きっと、次ぎの人事で周永康(公安相で曽慶紅の女婿)が政治局常務委入りすることなどが条件かな(妄想)。とすると、上海組江沢民閥は解体したが、太子党曽慶紅閥が生まれるのかな(妄想)?

 ■香港誌・争鳴が、陳良宇前上海市委書記解任の内幕をこんな風に報じている。
 中央規律検査委員会が陳氏の親族が百億元にのぼる不正経済活動を行った証拠を示した9月23日午後、中共指導部が江沢民にその事実を報告したとき、江沢民は何も言わなかったという。その夜、政治局常務委員9人が、陳氏の処分をめぐって投票を行い、六票が罷免賛成、三票が棄権。この棄権票は黄菊、賈慶林、李長春(序列8)だった。同じ上海閥でも、呉邦国全国人民代表大会常務委員長(序列2)と曽慶紅・副主席は賛成票を投じたのだった。

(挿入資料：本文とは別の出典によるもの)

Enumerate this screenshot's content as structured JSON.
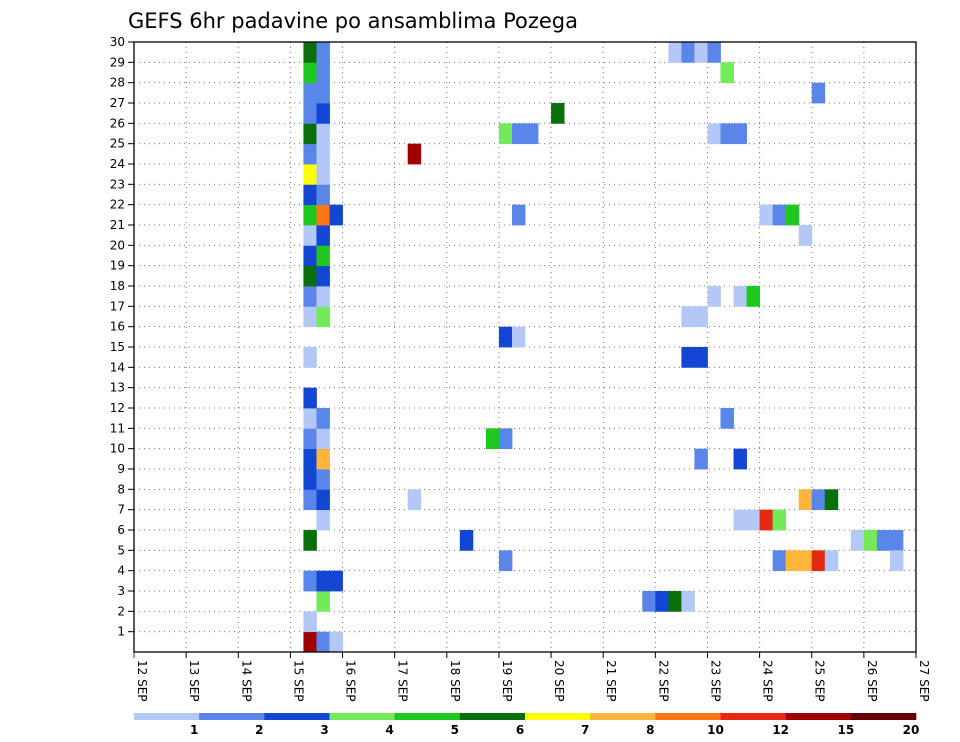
{
  "chart_data": {
    "type": "heatmap",
    "title": "GEFS 6hr padavine po ansamblima Pozega",
    "x_labels": [
      "12 SEP",
      "13 SEP",
      "14 SEP",
      "15 SEP",
      "16 SEP",
      "17 SEP",
      "18 SEP",
      "19 SEP",
      "20 SEP",
      "21 SEP",
      "22 SEP",
      "23 SEP",
      "24 SEP",
      "25 SEP",
      "26 SEP",
      "27 SEP"
    ],
    "x_range": [
      "12 SEP 00z",
      "27 SEP 00z"
    ],
    "y_labels": [
      "1",
      "2",
      "3",
      "4",
      "5",
      "6",
      "7",
      "8",
      "9",
      "10",
      "11",
      "12",
      "13",
      "14",
      "15",
      "16",
      "17",
      "18",
      "19",
      "20",
      "21",
      "22",
      "23",
      "24",
      "25",
      "26",
      "27",
      "28",
      "29",
      "30"
    ],
    "y_range": [
      0,
      30
    ],
    "grid": "dotted",
    "colorbar": {
      "labels": [
        "1",
        "2",
        "3",
        "4",
        "5",
        "6",
        "7",
        "8",
        "10",
        "12",
        "15",
        "20"
      ],
      "colors": [
        "#b4c8f8",
        "#5a86ea",
        "#1446d4",
        "#72ea5a",
        "#1ec81e",
        "#0a6e0a",
        "#ffff00",
        "#ffb43c",
        "#ff7814",
        "#e62814",
        "#a00000",
        "#640000"
      ]
    },
    "cells": [
      {
        "x": 3.25,
        "y": 0,
        "v": "#a00000"
      },
      {
        "x": 3.5,
        "y": 0,
        "v": "#5a86ea"
      },
      {
        "x": 3.75,
        "y": 0,
        "v": "#b4c8f8"
      },
      {
        "x": 3.25,
        "y": 1,
        "v": "#b4c8f8"
      },
      {
        "x": 3.5,
        "y": 2,
        "v": "#72ea5a"
      },
      {
        "x": 3.25,
        "y": 3,
        "v": "#5a86ea"
      },
      {
        "x": 3.5,
        "y": 3,
        "v": "#1446d4"
      },
      {
        "x": 3.75,
        "y": 3,
        "v": "#1446d4"
      },
      {
        "x": 3.25,
        "y": 5,
        "v": "#0a6e0a"
      },
      {
        "x": 3.5,
        "y": 6,
        "v": "#b4c8f8"
      },
      {
        "x": 3.25,
        "y": 7,
        "v": "#5a86ea"
      },
      {
        "x": 3.5,
        "y": 7,
        "v": "#1446d4"
      },
      {
        "x": 3.25,
        "y": 8,
        "v": "#1446d4"
      },
      {
        "x": 3.5,
        "y": 8,
        "v": "#5a86ea"
      },
      {
        "x": 3.25,
        "y": 9,
        "v": "#1446d4"
      },
      {
        "x": 3.5,
        "y": 9,
        "v": "#ffb43c"
      },
      {
        "x": 3.25,
        "y": 10,
        "v": "#5a86ea"
      },
      {
        "x": 3.5,
        "y": 10,
        "v": "#b4c8f8"
      },
      {
        "x": 3.25,
        "y": 11,
        "v": "#b4c8f8"
      },
      {
        "x": 3.5,
        "y": 11,
        "v": "#5a86ea"
      },
      {
        "x": 3.25,
        "y": 12,
        "v": "#1446d4"
      },
      {
        "x": 3.25,
        "y": 14,
        "v": "#b4c8f8"
      },
      {
        "x": 3.25,
        "y": 16,
        "v": "#b4c8f8"
      },
      {
        "x": 3.5,
        "y": 16,
        "v": "#72ea5a"
      },
      {
        "x": 3.25,
        "y": 17,
        "v": "#5a86ea"
      },
      {
        "x": 3.5,
        "y": 17,
        "v": "#b4c8f8"
      },
      {
        "x": 3.25,
        "y": 18,
        "v": "#0a6e0a"
      },
      {
        "x": 3.5,
        "y": 18,
        "v": "#1446d4"
      },
      {
        "x": 3.25,
        "y": 19,
        "v": "#1446d4"
      },
      {
        "x": 3.5,
        "y": 19,
        "v": "#1ec81e"
      },
      {
        "x": 3.25,
        "y": 20,
        "v": "#b4c8f8"
      },
      {
        "x": 3.5,
        "y": 20,
        "v": "#1446d4"
      },
      {
        "x": 3.25,
        "y": 21,
        "v": "#1ec81e"
      },
      {
        "x": 3.5,
        "y": 21,
        "v": "#ff7814"
      },
      {
        "x": 3.75,
        "y": 21,
        "v": "#1446d4"
      },
      {
        "x": 3.25,
        "y": 22,
        "v": "#1446d4"
      },
      {
        "x": 3.5,
        "y": 22,
        "v": "#5a86ea"
      },
      {
        "x": 3.25,
        "y": 23,
        "v": "#ffff00"
      },
      {
        "x": 3.5,
        "y": 23,
        "v": "#b4c8f8"
      },
      {
        "x": 3.25,
        "y": 24,
        "v": "#5a86ea"
      },
      {
        "x": 3.5,
        "y": 24,
        "v": "#b4c8f8"
      },
      {
        "x": 3.25,
        "y": 25,
        "v": "#0a6e0a"
      },
      {
        "x": 3.5,
        "y": 25,
        "v": "#b4c8f8"
      },
      {
        "x": 3.25,
        "y": 26,
        "v": "#5a86ea"
      },
      {
        "x": 3.5,
        "y": 26,
        "v": "#1446d4"
      },
      {
        "x": 3.25,
        "y": 27,
        "v": "#5a86ea"
      },
      {
        "x": 3.5,
        "y": 27,
        "v": "#5a86ea"
      },
      {
        "x": 3.25,
        "y": 28,
        "v": "#1ec81e"
      },
      {
        "x": 3.5,
        "y": 28,
        "v": "#5a86ea"
      },
      {
        "x": 3.25,
        "y": 29,
        "v": "#0a6e0a"
      },
      {
        "x": 3.5,
        "y": 29,
        "v": "#5a86ea"
      },
      {
        "x": 5.25,
        "y": 7,
        "v": "#b4c8f8"
      },
      {
        "x": 5.25,
        "y": 24,
        "v": "#a00000"
      },
      {
        "x": 6.25,
        "y": 5,
        "v": "#1446d4"
      },
      {
        "x": 6.75,
        "y": 10,
        "v": "#1ec81e"
      },
      {
        "x": 7.0,
        "y": 10,
        "v": "#5a86ea"
      },
      {
        "x": 7.0,
        "y": 4,
        "v": "#5a86ea"
      },
      {
        "x": 7.0,
        "y": 15,
        "v": "#1446d4"
      },
      {
        "x": 7.25,
        "y": 15,
        "v": "#b4c8f8"
      },
      {
        "x": 7.25,
        "y": 21,
        "v": "#5a86ea"
      },
      {
        "x": 7.0,
        "y": 25,
        "v": "#72ea5a"
      },
      {
        "x": 7.25,
        "y": 25,
        "v": "#5a86ea"
      },
      {
        "x": 7.5,
        "y": 25,
        "v": "#5a86ea"
      },
      {
        "x": 8.0,
        "y": 26,
        "v": "#0a6e0a"
      },
      {
        "x": 9.75,
        "y": 2,
        "v": "#5a86ea"
      },
      {
        "x": 10.0,
        "y": 2,
        "v": "#1446d4"
      },
      {
        "x": 10.25,
        "y": 2,
        "v": "#0a6e0a"
      },
      {
        "x": 10.5,
        "y": 2,
        "v": "#b4c8f8"
      },
      {
        "x": 10.5,
        "y": 14,
        "v": "#1446d4"
      },
      {
        "x": 10.75,
        "y": 14,
        "v": "#1446d4"
      },
      {
        "x": 10.5,
        "y": 16,
        "v": "#b4c8f8"
      },
      {
        "x": 10.75,
        "y": 16,
        "v": "#b4c8f8"
      },
      {
        "x": 10.75,
        "y": 9,
        "v": "#5a86ea"
      },
      {
        "x": 11.0,
        "y": 17,
        "v": "#b4c8f8"
      },
      {
        "x": 11.0,
        "y": 25,
        "v": "#b4c8f8"
      },
      {
        "x": 11.25,
        "y": 25,
        "v": "#5a86ea"
      },
      {
        "x": 11.5,
        "y": 25,
        "v": "#5a86ea"
      },
      {
        "x": 10.25,
        "y": 29,
        "v": "#b4c8f8"
      },
      {
        "x": 10.5,
        "y": 29,
        "v": "#5a86ea"
      },
      {
        "x": 10.75,
        "y": 29,
        "v": "#b4c8f8"
      },
      {
        "x": 11.0,
        "y": 29,
        "v": "#5a86ea"
      },
      {
        "x": 11.25,
        "y": 28,
        "v": "#72ea5a"
      },
      {
        "x": 11.25,
        "y": 11,
        "v": "#5a86ea"
      },
      {
        "x": 11.5,
        "y": 9,
        "v": "#1446d4"
      },
      {
        "x": 11.5,
        "y": 17,
        "v": "#b4c8f8"
      },
      {
        "x": 11.75,
        "y": 17,
        "v": "#1ec81e"
      },
      {
        "x": 11.5,
        "y": 6,
        "v": "#b4c8f8"
      },
      {
        "x": 11.75,
        "y": 6,
        "v": "#b4c8f8"
      },
      {
        "x": 12.0,
        "y": 6,
        "v": "#e62814"
      },
      {
        "x": 12.25,
        "y": 6,
        "v": "#72ea5a"
      },
      {
        "x": 12.0,
        "y": 21,
        "v": "#b4c8f8"
      },
      {
        "x": 12.25,
        "y": 21,
        "v": "#5a86ea"
      },
      {
        "x": 12.5,
        "y": 21,
        "v": "#1ec81e"
      },
      {
        "x": 12.25,
        "y": 4,
        "v": "#5a86ea"
      },
      {
        "x": 12.5,
        "y": 4,
        "v": "#ffb43c"
      },
      {
        "x": 12.75,
        "y": 4,
        "v": "#ffb43c"
      },
      {
        "x": 13.0,
        "y": 4,
        "v": "#e62814"
      },
      {
        "x": 13.25,
        "y": 4,
        "v": "#b4c8f8"
      },
      {
        "x": 12.75,
        "y": 20,
        "v": "#b4c8f8"
      },
      {
        "x": 12.75,
        "y": 7,
        "v": "#ffb43c"
      },
      {
        "x": 13.0,
        "y": 7,
        "v": "#5a86ea"
      },
      {
        "x": 13.25,
        "y": 7,
        "v": "#0a6e0a"
      },
      {
        "x": 13.0,
        "y": 27,
        "v": "#5a86ea"
      },
      {
        "x": 13.75,
        "y": 5,
        "v": "#b4c8f8"
      },
      {
        "x": 14.0,
        "y": 5,
        "v": "#72ea5a"
      },
      {
        "x": 14.25,
        "y": 5,
        "v": "#5a86ea"
      },
      {
        "x": 14.5,
        "y": 5,
        "v": "#5a86ea"
      },
      {
        "x": 14.5,
        "y": 4,
        "v": "#b4c8f8"
      }
    ]
  }
}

 ■その翌日、曽慶紅が政治局を代表して陳氏の処分決定を宣言したという。で25日、新華社が報道したのだった。しかし李長春が27日、中央宣伝部を通じて、派手に報道するなと各メディアに通達。同誌よると、これか江沢民派閥の最後の抵抗だったらしい。陳氏解任報道は、胡錦濤の功績をたたえるようなものだからだ。

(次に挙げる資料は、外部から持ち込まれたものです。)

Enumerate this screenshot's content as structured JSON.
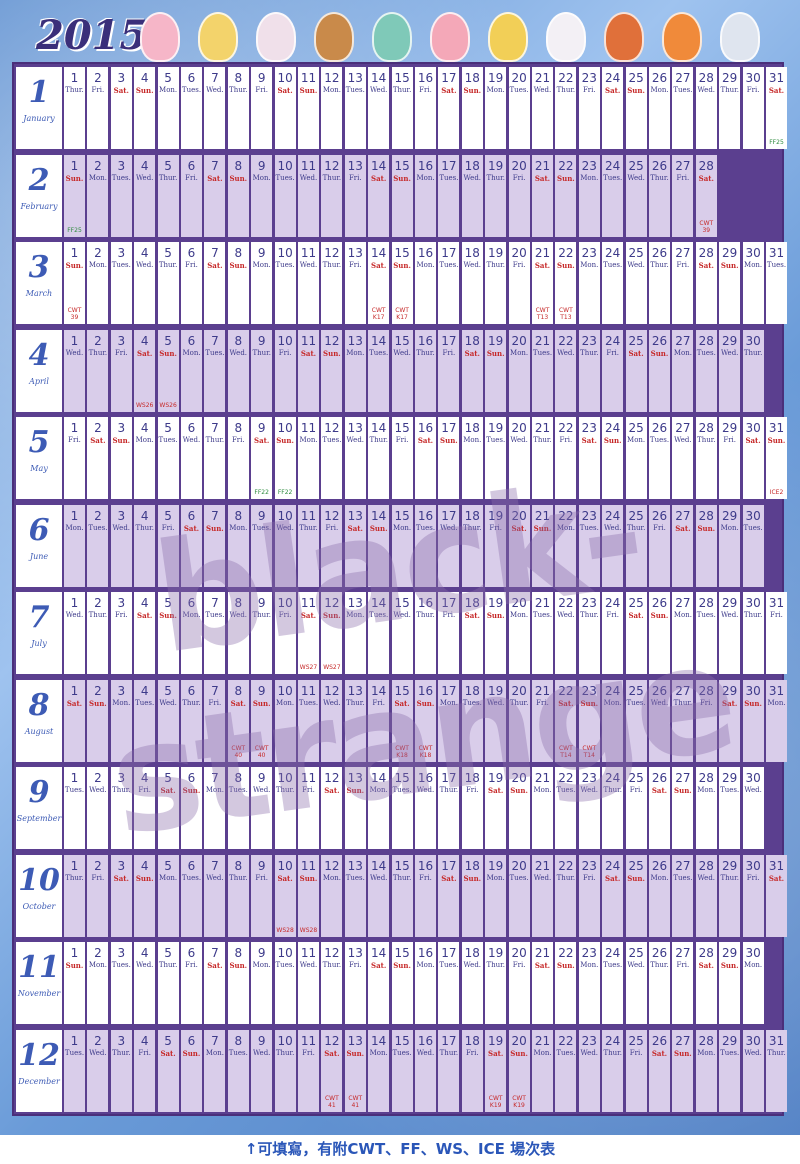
{
  "title": {
    "year": "2015"
  },
  "colors": {
    "frame": "#5b3f8f",
    "weekend": "#c62828",
    "text": "#3d3a8a",
    "shade": "#d9cdea",
    "month_num": "#3d5bb5"
  },
  "watermark": "black-strange",
  "caption": "↑可填寫，有附CWT、FF、WS、ICE 場次表",
  "characters": [
    "pig-chibi-icon",
    "blonde-boy-chibi-icon",
    "girl-chibi-icon",
    "brown-hair-chibi-icon",
    "green-hair-chibi-icon",
    "pig-chibi-icon",
    "blonde-boy-chibi-icon",
    "white-hair-girl-chibi-icon",
    "red-hair-girl-chibi-icon",
    "orange-hair-boy-chibi-icon",
    "silver-hair-boy-chibi-icon"
  ],
  "months": [
    {
      "num": "1",
      "name": "January",
      "days": 31,
      "start": 4,
      "events": {
        "31": {
          "t": "FF25",
          "c": "green"
        }
      }
    },
    {
      "num": "2",
      "name": "February",
      "days": 28,
      "start": 0,
      "events": {
        "1": {
          "t": "FF25",
          "c": "green"
        },
        "28": {
          "t": "CWT 39",
          "c": "red"
        }
      }
    },
    {
      "num": "3",
      "name": "March",
      "days": 31,
      "start": 0,
      "events": {
        "1": {
          "t": "CWT 39",
          "c": "red"
        },
        "14": {
          "t": "CWT K17",
          "c": "red"
        },
        "15": {
          "t": "CWT K17",
          "c": "red"
        },
        "21": {
          "t": "CWT T13",
          "c": "red"
        },
        "22": {
          "t": "CWT T13",
          "c": "red"
        }
      }
    },
    {
      "num": "4",
      "name": "April",
      "days": 30,
      "start": 3,
      "events": {
        "4": {
          "t": "WS26",
          "c": "red"
        },
        "5": {
          "t": "WS26",
          "c": "red"
        }
      }
    },
    {
      "num": "5",
      "name": "May",
      "days": 31,
      "start": 5,
      "events": {
        "9": {
          "t": "FF22",
          "c": "green"
        },
        "10": {
          "t": "FF22",
          "c": "green"
        },
        "31": {
          "t": "ICE2",
          "c": "red"
        }
      }
    },
    {
      "num": "6",
      "name": "June",
      "days": 30,
      "start": 1,
      "events": {}
    },
    {
      "num": "7",
      "name": "July",
      "days": 31,
      "start": 3,
      "events": {
        "11": {
          "t": "WS27",
          "c": "red"
        },
        "12": {
          "t": "WS27",
          "c": "red"
        }
      }
    },
    {
      "num": "8",
      "name": "August",
      "days": 31,
      "start": 6,
      "events": {
        "8": {
          "t": "CWT 40",
          "c": "red"
        },
        "9": {
          "t": "CWT 40",
          "c": "red"
        },
        "15": {
          "t": "CWT K18",
          "c": "red"
        },
        "16": {
          "t": "CWT K18",
          "c": "red"
        },
        "22": {
          "t": "CWT T14",
          "c": "red"
        },
        "23": {
          "t": "CWT T14",
          "c": "red"
        }
      }
    },
    {
      "num": "9",
      "name": "September",
      "days": 30,
      "start": 2,
      "events": {}
    },
    {
      "num": "10",
      "name": "October",
      "days": 31,
      "start": 4,
      "events": {
        "10": {
          "t": "WS28",
          "c": "red"
        },
        "11": {
          "t": "WS28",
          "c": "red"
        }
      }
    },
    {
      "num": "11",
      "name": "November",
      "days": 30,
      "start": 0,
      "events": {}
    },
    {
      "num": "12",
      "name": "December",
      "days": 31,
      "start": 2,
      "events": {
        "12": {
          "t": "CWT 41",
          "c": "red"
        },
        "13": {
          "t": "CWT 41",
          "c": "red"
        },
        "19": {
          "t": "CWT K19",
          "c": "red"
        },
        "20": {
          "t": "CWT K19",
          "c": "red"
        }
      }
    }
  ],
  "weekdays": [
    "Sun.",
    "Mon.",
    "Tues.",
    "Wed.",
    "Thur.",
    "Fri.",
    "Sat."
  ]
}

 ■さらに、陳氏が罷免された翌日の26日、胡錦濤は中山服を着込み、取り巻きの軍幹部、司令官を引き連れ、軍事装備会議に出席し、江沢民閥との闘争に勝利したことを誇示。中国共産党中央および中央軍事委員会は大軍区、集団区の大幅な人事異動(116号命令)を出した。これは1996年以来の軍の一大人員入れ替えで、胡錦濤の軍掌握を決定的にした。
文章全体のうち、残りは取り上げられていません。